Indole-N-methylated β-carbolinium ions as potential brain-bioactivated neurotoxins

1992 
Abstract N -Methyl-4-phenylpyridinium ion (MPP + ), a highly toxic metabolite produced in the brain from a street drug contaminant, is selectively taken up by nigrostriatal dopaminergic neurons and accumulated intraneuronally in mitochondria. There it inhibits respiration, causes neuronal death and, in primates, provokes a parkinsonian condition. It has been suggested that endogenously generated or activated agents resembling MPP + may contribute to the development of Parkinson's disease. We report here that simple β-carbolines derived from tryptophan or related open chain indoles, when specifically methyl-substituted on both (2[β] and 9[indole]) available nitrogens, display mitochondrial inhibitory potencies and neurotoxic effects in vitro (PC12 cultures) and in vivo (striatal microdialysis) which approach or even surpass MPP + . These results take on physiological significance with our finding that brain enzyme activity catalyzes S -adenosylmethionine-dependent methylations of the β- and indole-nitrogens in β-carbolines that have been detected in vivo.
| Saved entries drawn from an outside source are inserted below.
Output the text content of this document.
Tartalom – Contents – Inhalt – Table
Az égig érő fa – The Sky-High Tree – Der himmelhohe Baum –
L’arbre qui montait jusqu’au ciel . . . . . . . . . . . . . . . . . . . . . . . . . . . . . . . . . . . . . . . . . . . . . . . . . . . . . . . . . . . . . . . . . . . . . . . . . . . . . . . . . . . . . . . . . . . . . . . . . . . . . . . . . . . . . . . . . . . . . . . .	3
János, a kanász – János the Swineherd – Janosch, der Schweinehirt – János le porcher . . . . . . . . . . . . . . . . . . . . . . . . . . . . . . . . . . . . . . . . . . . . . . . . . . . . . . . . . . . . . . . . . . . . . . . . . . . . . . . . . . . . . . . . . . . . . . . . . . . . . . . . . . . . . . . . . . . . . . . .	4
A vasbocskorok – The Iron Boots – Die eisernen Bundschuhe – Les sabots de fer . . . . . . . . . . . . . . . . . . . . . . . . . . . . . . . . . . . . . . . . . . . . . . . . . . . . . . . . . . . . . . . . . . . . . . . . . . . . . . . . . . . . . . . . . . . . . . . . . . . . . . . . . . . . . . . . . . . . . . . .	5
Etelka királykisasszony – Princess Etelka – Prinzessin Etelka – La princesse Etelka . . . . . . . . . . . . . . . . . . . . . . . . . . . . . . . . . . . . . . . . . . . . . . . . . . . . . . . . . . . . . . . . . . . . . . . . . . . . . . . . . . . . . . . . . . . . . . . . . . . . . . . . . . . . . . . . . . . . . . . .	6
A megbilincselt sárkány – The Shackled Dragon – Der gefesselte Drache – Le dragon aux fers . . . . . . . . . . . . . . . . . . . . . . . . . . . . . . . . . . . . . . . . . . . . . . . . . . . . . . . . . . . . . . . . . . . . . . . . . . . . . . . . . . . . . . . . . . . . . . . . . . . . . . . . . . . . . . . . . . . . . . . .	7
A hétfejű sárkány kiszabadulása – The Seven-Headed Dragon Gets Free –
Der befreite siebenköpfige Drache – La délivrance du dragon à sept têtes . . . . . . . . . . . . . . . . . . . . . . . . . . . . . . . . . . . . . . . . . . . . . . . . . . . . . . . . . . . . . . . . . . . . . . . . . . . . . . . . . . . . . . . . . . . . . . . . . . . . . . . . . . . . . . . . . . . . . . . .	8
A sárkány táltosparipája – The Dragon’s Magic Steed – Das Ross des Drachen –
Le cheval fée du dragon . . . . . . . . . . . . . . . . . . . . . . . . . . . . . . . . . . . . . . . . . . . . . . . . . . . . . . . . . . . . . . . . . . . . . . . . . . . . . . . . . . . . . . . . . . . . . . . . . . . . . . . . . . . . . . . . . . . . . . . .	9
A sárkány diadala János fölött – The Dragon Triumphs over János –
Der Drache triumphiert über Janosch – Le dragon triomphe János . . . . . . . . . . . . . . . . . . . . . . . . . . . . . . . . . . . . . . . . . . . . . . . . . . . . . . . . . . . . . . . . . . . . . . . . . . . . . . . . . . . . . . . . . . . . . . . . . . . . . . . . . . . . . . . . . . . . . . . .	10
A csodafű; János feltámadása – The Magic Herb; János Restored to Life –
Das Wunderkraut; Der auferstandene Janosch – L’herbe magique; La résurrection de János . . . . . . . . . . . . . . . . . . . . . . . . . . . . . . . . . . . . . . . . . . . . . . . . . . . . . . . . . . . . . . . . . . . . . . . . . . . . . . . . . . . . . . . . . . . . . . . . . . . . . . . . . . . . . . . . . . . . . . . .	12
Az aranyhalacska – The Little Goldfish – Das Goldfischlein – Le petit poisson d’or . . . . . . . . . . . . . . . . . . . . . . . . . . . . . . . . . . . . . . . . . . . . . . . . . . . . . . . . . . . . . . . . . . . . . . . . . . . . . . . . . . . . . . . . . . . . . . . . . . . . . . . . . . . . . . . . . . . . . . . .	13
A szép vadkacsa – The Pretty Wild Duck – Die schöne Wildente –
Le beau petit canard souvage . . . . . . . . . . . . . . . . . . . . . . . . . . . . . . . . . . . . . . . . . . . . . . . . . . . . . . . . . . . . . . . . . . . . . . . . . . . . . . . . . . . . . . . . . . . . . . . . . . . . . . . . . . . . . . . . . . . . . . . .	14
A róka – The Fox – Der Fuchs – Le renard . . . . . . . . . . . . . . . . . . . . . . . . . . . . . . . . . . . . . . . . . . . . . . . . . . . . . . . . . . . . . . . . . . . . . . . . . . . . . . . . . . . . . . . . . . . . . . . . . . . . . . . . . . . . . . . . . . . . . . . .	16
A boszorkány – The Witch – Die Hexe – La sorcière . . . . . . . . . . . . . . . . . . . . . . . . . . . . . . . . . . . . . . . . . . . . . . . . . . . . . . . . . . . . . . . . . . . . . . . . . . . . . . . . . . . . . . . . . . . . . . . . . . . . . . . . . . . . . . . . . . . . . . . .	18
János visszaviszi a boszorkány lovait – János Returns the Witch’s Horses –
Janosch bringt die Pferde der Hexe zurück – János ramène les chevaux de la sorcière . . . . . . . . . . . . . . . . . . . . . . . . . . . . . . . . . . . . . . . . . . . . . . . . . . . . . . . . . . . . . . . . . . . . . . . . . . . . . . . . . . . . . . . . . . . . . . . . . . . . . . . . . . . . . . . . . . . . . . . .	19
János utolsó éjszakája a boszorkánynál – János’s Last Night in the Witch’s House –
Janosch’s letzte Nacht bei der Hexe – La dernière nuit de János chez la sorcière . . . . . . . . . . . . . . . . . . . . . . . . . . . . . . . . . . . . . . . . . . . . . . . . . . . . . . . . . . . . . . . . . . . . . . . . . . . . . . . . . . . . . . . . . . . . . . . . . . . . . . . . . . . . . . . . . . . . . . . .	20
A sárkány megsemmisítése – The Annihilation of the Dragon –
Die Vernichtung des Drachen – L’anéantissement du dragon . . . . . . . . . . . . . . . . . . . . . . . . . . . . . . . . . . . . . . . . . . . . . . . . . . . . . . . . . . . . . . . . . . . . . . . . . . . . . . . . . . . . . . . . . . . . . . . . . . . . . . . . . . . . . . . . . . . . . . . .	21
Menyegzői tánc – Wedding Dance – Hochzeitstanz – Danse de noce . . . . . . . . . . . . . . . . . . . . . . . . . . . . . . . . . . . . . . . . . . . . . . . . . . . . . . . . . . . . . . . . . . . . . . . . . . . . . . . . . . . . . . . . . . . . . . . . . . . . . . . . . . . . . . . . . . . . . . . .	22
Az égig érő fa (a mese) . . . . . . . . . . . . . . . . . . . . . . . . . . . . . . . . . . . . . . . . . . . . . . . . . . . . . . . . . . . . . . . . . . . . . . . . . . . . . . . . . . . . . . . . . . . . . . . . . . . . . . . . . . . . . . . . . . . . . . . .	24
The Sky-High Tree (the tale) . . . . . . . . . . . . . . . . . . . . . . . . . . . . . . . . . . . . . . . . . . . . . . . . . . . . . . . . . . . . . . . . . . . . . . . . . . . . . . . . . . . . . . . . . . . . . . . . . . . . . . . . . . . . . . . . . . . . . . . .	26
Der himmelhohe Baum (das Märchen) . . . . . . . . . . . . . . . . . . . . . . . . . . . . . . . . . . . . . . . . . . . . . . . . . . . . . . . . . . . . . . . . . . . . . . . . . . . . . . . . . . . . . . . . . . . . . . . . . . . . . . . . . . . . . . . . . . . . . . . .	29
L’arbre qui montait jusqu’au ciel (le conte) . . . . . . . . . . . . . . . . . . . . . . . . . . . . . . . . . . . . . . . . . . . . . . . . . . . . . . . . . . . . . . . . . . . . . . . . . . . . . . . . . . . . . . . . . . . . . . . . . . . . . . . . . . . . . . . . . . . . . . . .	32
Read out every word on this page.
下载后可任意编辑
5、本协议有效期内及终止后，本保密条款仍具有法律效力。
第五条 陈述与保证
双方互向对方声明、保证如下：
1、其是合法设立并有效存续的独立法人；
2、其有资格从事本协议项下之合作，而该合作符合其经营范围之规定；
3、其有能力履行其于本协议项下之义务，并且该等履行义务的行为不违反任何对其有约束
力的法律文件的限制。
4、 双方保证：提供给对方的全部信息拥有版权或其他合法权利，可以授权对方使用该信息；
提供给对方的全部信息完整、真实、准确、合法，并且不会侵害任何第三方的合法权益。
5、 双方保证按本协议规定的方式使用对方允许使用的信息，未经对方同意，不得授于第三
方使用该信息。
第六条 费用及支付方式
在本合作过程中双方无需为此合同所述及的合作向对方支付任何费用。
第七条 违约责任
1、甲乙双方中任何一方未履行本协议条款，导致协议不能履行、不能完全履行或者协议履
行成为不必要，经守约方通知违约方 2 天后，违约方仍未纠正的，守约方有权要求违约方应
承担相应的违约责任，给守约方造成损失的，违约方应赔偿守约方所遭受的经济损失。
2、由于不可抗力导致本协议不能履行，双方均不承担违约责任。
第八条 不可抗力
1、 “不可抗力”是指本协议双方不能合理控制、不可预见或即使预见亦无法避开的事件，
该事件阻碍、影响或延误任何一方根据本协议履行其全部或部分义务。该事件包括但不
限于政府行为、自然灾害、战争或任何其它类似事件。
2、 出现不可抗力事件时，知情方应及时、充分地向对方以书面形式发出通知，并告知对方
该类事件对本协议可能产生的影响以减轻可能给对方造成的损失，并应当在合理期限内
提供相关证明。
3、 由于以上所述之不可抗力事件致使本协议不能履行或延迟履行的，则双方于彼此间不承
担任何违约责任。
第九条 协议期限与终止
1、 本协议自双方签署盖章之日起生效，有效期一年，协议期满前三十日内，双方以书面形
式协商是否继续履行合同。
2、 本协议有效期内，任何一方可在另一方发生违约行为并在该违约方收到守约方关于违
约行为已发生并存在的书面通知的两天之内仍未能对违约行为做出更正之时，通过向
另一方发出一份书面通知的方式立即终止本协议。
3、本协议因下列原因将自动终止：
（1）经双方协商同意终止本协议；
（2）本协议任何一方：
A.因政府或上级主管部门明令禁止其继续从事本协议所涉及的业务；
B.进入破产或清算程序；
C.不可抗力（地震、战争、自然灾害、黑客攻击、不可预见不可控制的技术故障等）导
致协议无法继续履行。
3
The unusual 9[indole]- N -methyl transfer, previously unrecognized in animals, apparently requires prior methylation of the 2[β]-nitrogen. Sequential di- N -methylation of endogenous or xenobiotic β-carbolines to form unique, neurotoxic 2, 9- N , N′-dimethyl-β-carbolinium ions may serve as a brain bioactivation route in chronic neurodegenerative conditions such as Parkinson's disease.